Um megaprojeto no valor de 20 mil milhões de dólares (17 mil milhões de euros), liderado pela petrolífera francesa TotalEnergies, encontra-se em questão. O seu progresso foi prejudicado nos últimos quatro anos pelos ataques terroristas na província de Cabo Delgado, no norte de Moçambique.
O consórcio Mozambique LNG informou à Presidência moçambicana sobre o levantamento da cláusula de “força maior”, que desde 2021 suspendeu o megaprojeto de Gás Natural Liquefeito (GNL) naquela região, conforme declaração de uma fonte da TotalEnergies à Lusa.
Este investimento de 20 mil milhões de dólares é liderado pela TotalEnergies, cuja avanço esteve condicionado pelos ataques terroristas na área norte de Moçambique nos últimos anos.
“O consórcio Mozambique LNG decidiu suspender a ‘força maior’, e a Presidência moçambicana foi notificada oficialmente na última sexta-feira através de uma carta protocolar”, informou a fonte oficial da TotalEnergies, que é a líder do consórcio na Área 1 da Bacia do Rovuma.
“Antes do relançamento completo do projeto, o Conselho de Ministros de Moçambique precisa aprovar uma adenda ao Plano de Desenvolvimento (PoD), com o orçamento e cronograma atualizados”, acrescentou a mesma fonte.

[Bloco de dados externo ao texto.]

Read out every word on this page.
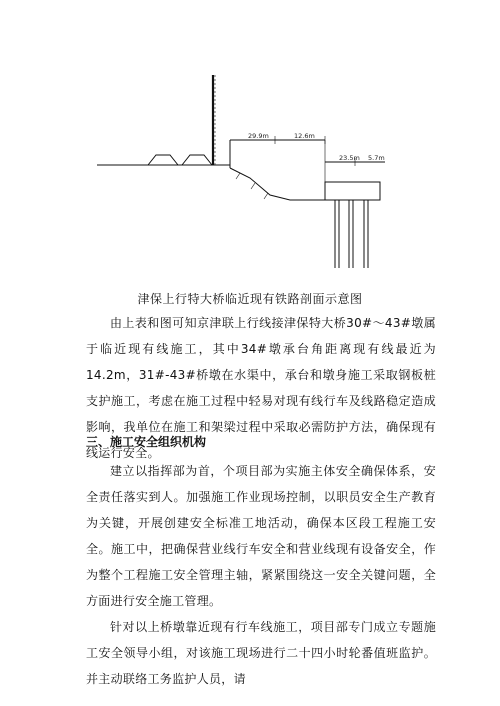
29.9m	12.6m
23.5m 5.7m
津保上行特大桥临近现有铁路剖面示意图

由上表和图可知京津联上行线接津保特大桥30#～43#墩属于临近现有线施工，其中34#墩承台角距离现有线最近为14.2m，31#-43#桥墩在水渠中，承台和墩身施工采取钢板桩支护施工，考虑在施工过程中轻易对现有线行车及线路稳定造成影响，我单位在施工和架梁过程中采取必需防护方法，确保现有线运行安全。

三、施工安全组织机构

建立以指挥部为首，个项目部为实施主体安全确保体系，安全责任落实到人。加强施工作业现场控制，以职员安全生产教育为关键，开展创建安全标准工地活动，确保本区段工程施工安全。施工中，把确保营业线行车安全和营业线现有设备安全，作为整个工程施工安全管理主轴，紧紧围绕这一安全关键问题，全方面进行安全施工管理。

针对以上桥墩靠近现有行车线施工，项目部专门成立专题施工安全领导小组，对该施工现场进行二十四小时轮番值班监护。并主动联络工务监护人员，请
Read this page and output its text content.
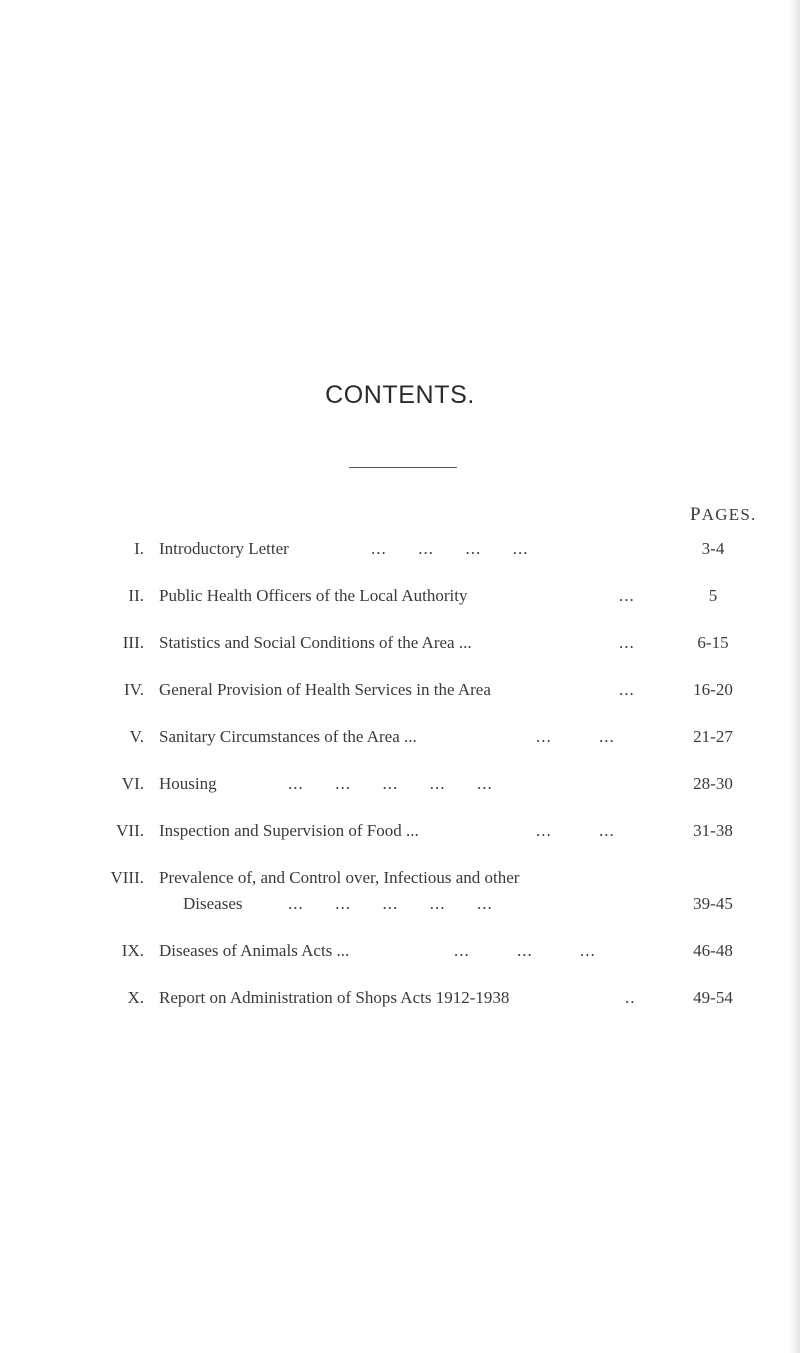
CONTENTS.
PAGES.
I. Introductory Letter	...      ...      ...      ...	3-4
II. Public Health Officers of the Local Authority	...	5
III. Statistics and Social Conditions of the Area ...	...	6-15
IV. General Provision of Health Services in the Area	...	16-20
V. Sanitary Circumstances of the Area ...	...         ...	21-27
VI. Housing	...      ...      ...      ...      ...	28-30
VII. Inspection and Supervision of Food ...	...         ...	31-38
VIII. Prevalence of, and Control over, Infectious and other
Diseases	...      ...      ...      ...      ...	39-45
IX. Diseases of Animals Acts ...	...         ...         ...	46-48
X. Report on Administration of Shops Acts 1912-1938	..	49-54
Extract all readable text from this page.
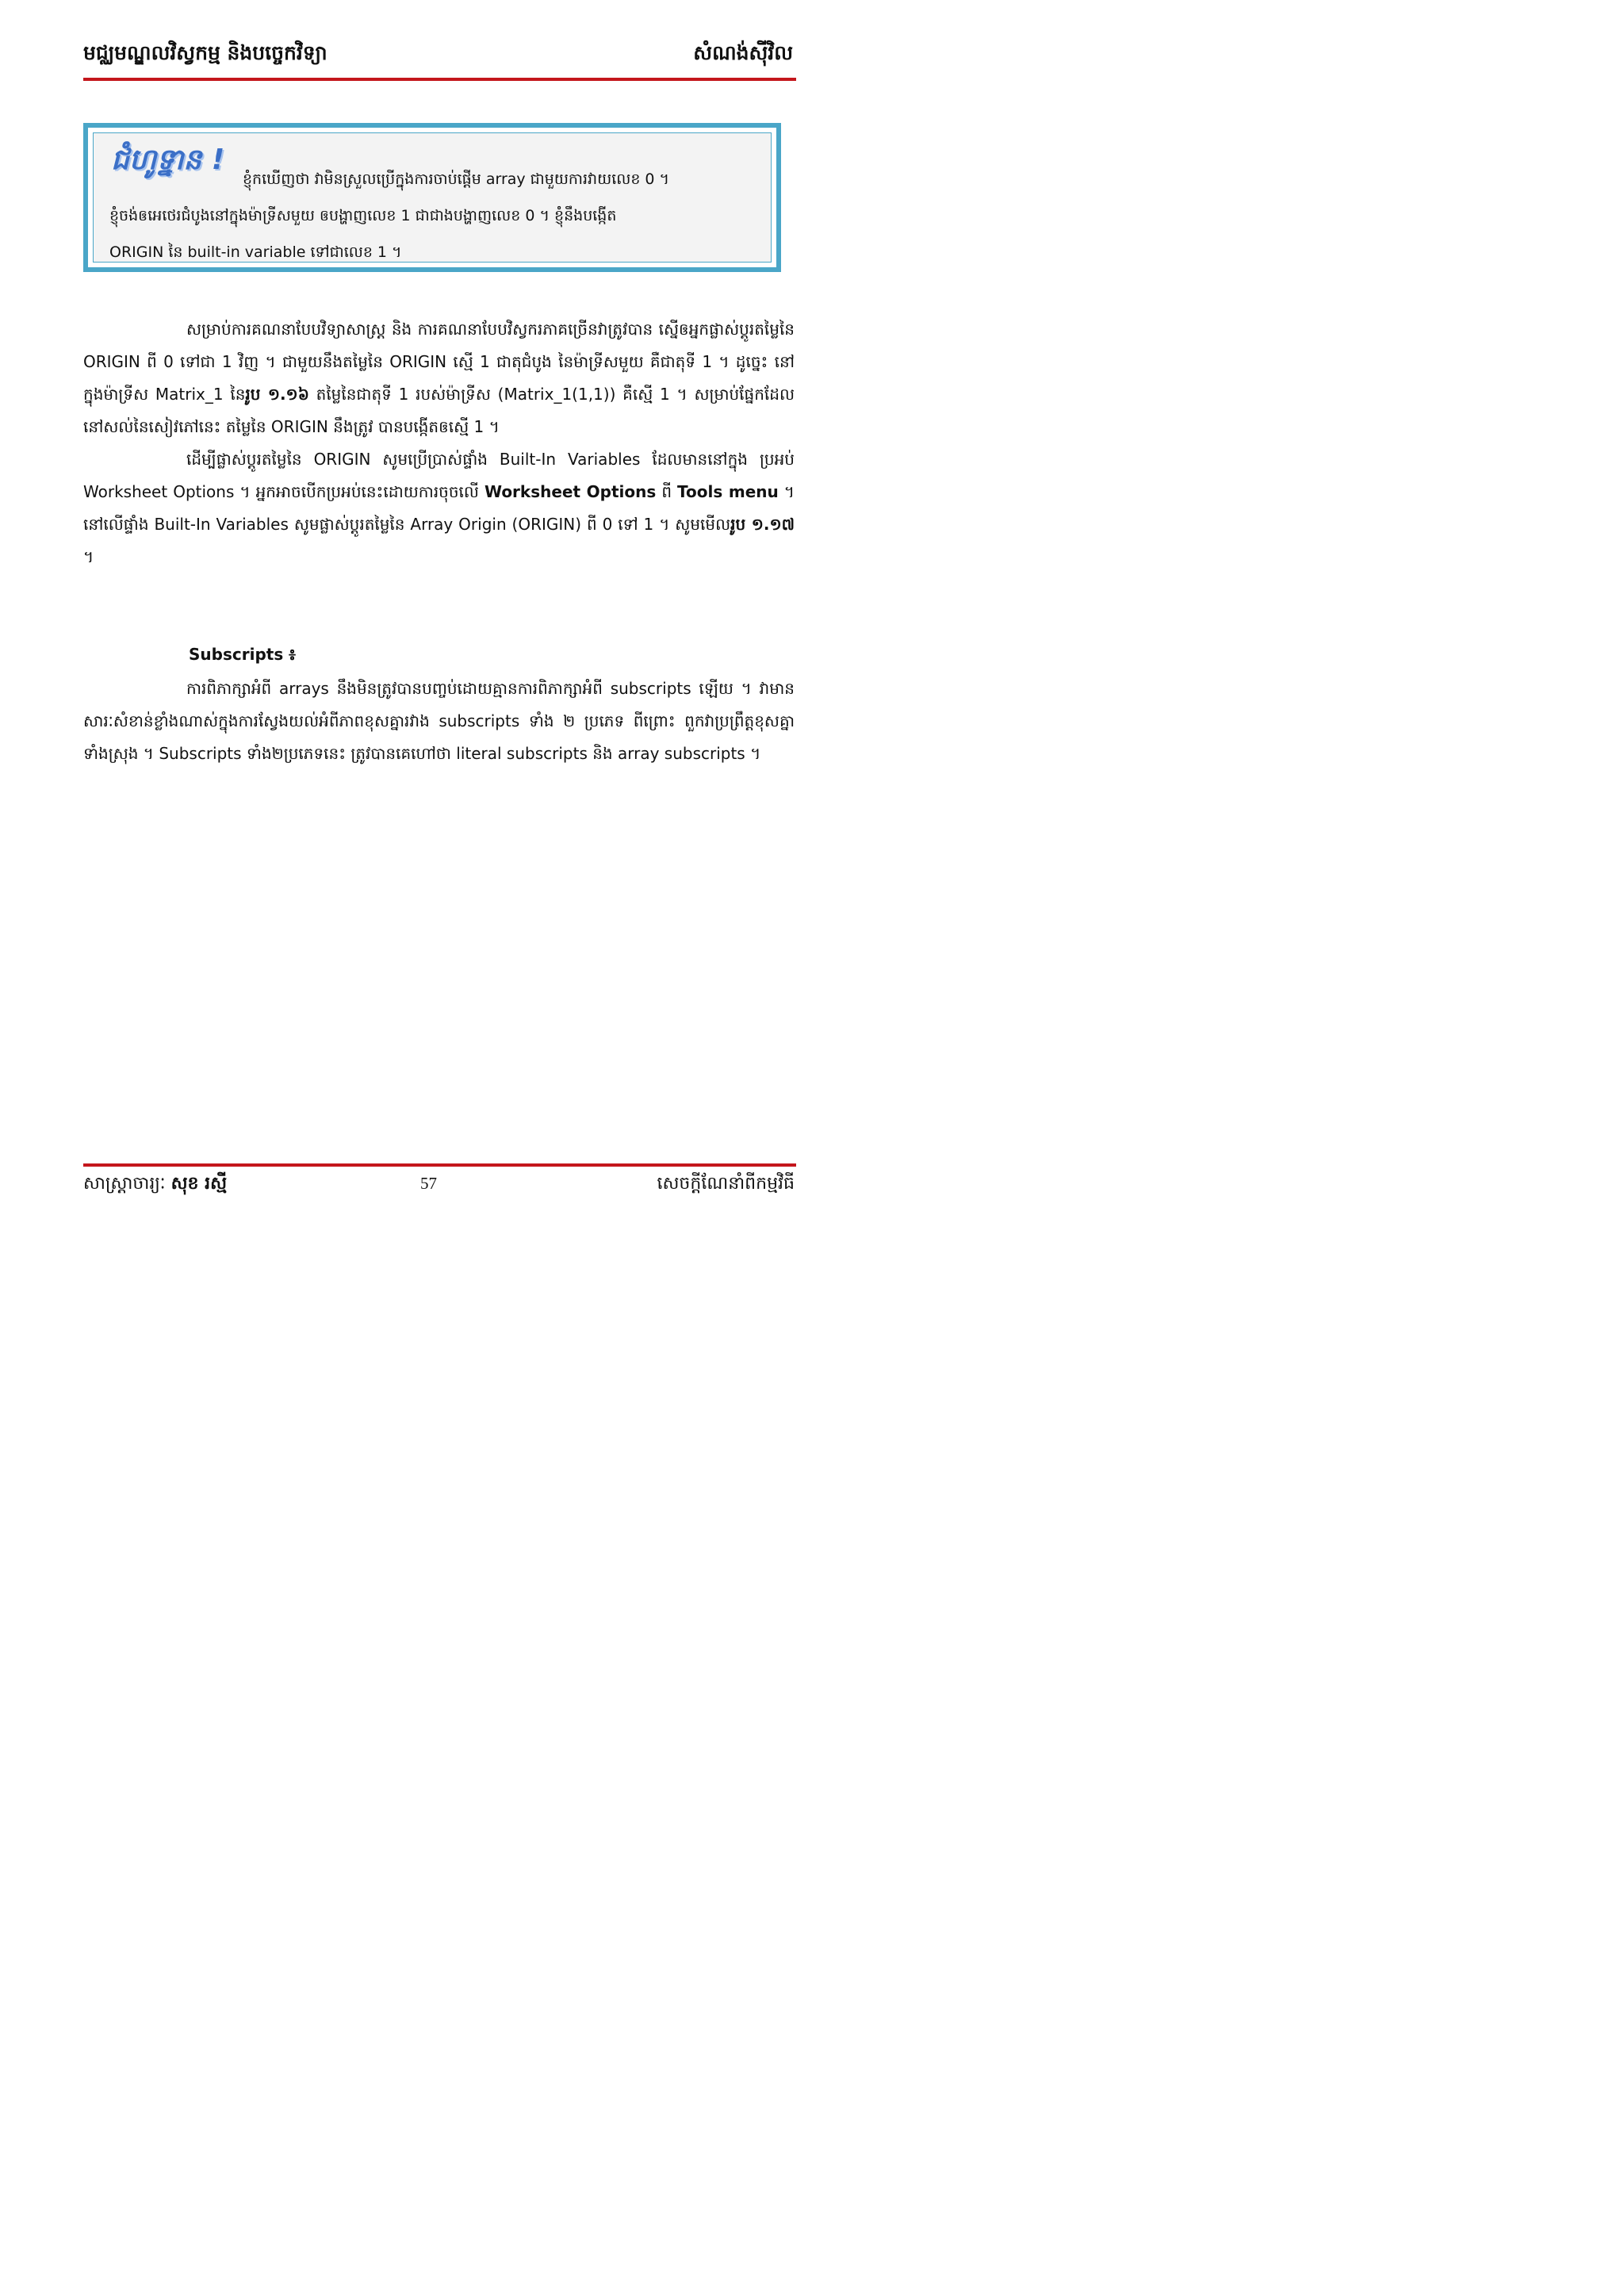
មជ្ឈមណ្ឌលវិស្វកម្ម និងបច្ចេកវិទ្យា	សំណង់ស៊ីវិល
ជំហូទ្នាន !
ខ្ញុំកឃើញថា វាមិនស្រួលប្រើក្នុងការចាប់ផ្តើម array ជាមួយការវាយលេខ 0 ។
ខ្ញុំចង់ឲអេថេរជំបូងនៅក្នុងម៉ាទ្រីសមួយ ឲបង្ហាញលេខ 1 ជាជាងបង្ហាញលេខ 0 ។ ខ្ញុំនឹងបង្កើត
ORIGIN នៃ built-in variable ទៅជាលេខ 1 ។

សម្រាប់ការគណនាបែបវិទ្យាសាស្ត្រ និង ការគណនាបែបវិស្វករភាគច្រើនវាត្រូវបាន ស្នើឲអ្នកផ្លាស់ប្តូរតម្លៃនៃ ORIGIN ពី 0 ទៅជា 1 វិញ ។ ជាមួយនឹងតម្លៃនៃ ORIGIN ស្មើ 1 ជាតុជំបូង នៃម៉ាទ្រីសមួយ គឺជាតុទី 1 ។ ដូច្នេះ នៅក្នុងម៉ាទ្រីស Matrix_1 នៃរូប ១.១៦ តម្លៃនៃជាតុទី 1 របស់ម៉ាទ្រីស (Matrix_1(1,1)) គឺស្មើ 1 ។ សម្រាប់ផ្នែកដែលនៅសល់នៃសៀវភៅនេះ តម្លៃនៃ ORIGIN នឹងត្រូវ បានបង្កើតឲស្មើ 1 ។

ដើម្បីផ្លាស់ប្តូរតម្លៃនៃ ORIGIN សូមប្រើប្រាស់ផ្ទាំង Built-In Variables ដែលមាននៅក្នុង ប្រអប់ Worksheet Options ។ អ្នកអាចបើកប្រអប់នេះដោយការចុចលើ Worksheet Options ពី Tools menu ។ នៅលើផ្ទាំង Built-In Variables សូមផ្លាស់ប្តូរតម្លៃនៃ Array Origin (ORIGIN) ពី 0 ទៅ 1 ។ សូមមើលរូប ១.១៧ ។

Subscripts ៖

ការពិភាក្សាអំពី arrays នឹងមិនត្រូវបានបញ្ចប់ដោយគ្មានការពិភាក្សាអំពី subscripts ឡើយ ។ វាមានសារៈសំខាន់ខ្លាំងណាស់ក្នុងការស្វែងយល់អំពីភាពខុសគ្នារវាង subscripts ទាំង ២ ប្រភេទ ពីព្រោះ ពួកវាប្រព្រឹត្តខុសគ្នាទាំងស្រុង ។ Subscripts ទាំង២ប្រភេទនេះ ត្រូវបានគេហៅថា literal subscripts និង array subscripts ។

សាស្ត្រាចារ្យៈ សុខ រស្មី	57	សេចក្តីណែនាំពីកម្មវិធី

Patrick Pouyanné, presidente da TotalEnergies, indicou que a previsão para o início da produção de GNL do megaprojeto em Moçambique está marcada para 2029, após a suspensão desde 2021, tendo a petrolífera apresentado ao Governo um novo programa de desenvolvimento.
“Tudo está preparado. Na verdade, estamos a reativar a operação no terreno, mas a última etapa para levantar oficialmente a ‘força maior’ é que o Governo deve aprovar o plano de desenvolvimento atualizado, pois precisamos ajustá-lo de acordo com um novo cronograma para o início das operações”, declarou Pouyanné durante uma reunião com investidores em Nova Iorque.
Este investimento, que está em desenvolvimento em Cabo Delgado, estima-se que produzirá 13 milhões de toneladas anuais (mtpa) de GNL, e, segundo a petrolífera, atualmente está 40% concluído.
Em 2021, devido a ataques terroristas na região, a TotalEnergies aciona a cláusula de “força maior” e suspendeu suas atividades enquanto a construção de uma central para produção e exportação de gás natural na baía de Afungi estava em andamento.
“Planeamos iniciar as operações em 2029 e, naturalmente, vamos atualizar o orçamento com o impacto da ‘força maior’ (…). Portanto, esta questão está a ser avaliada, e creio que avançaremos rapidamente”, acrescentou Pouyanné.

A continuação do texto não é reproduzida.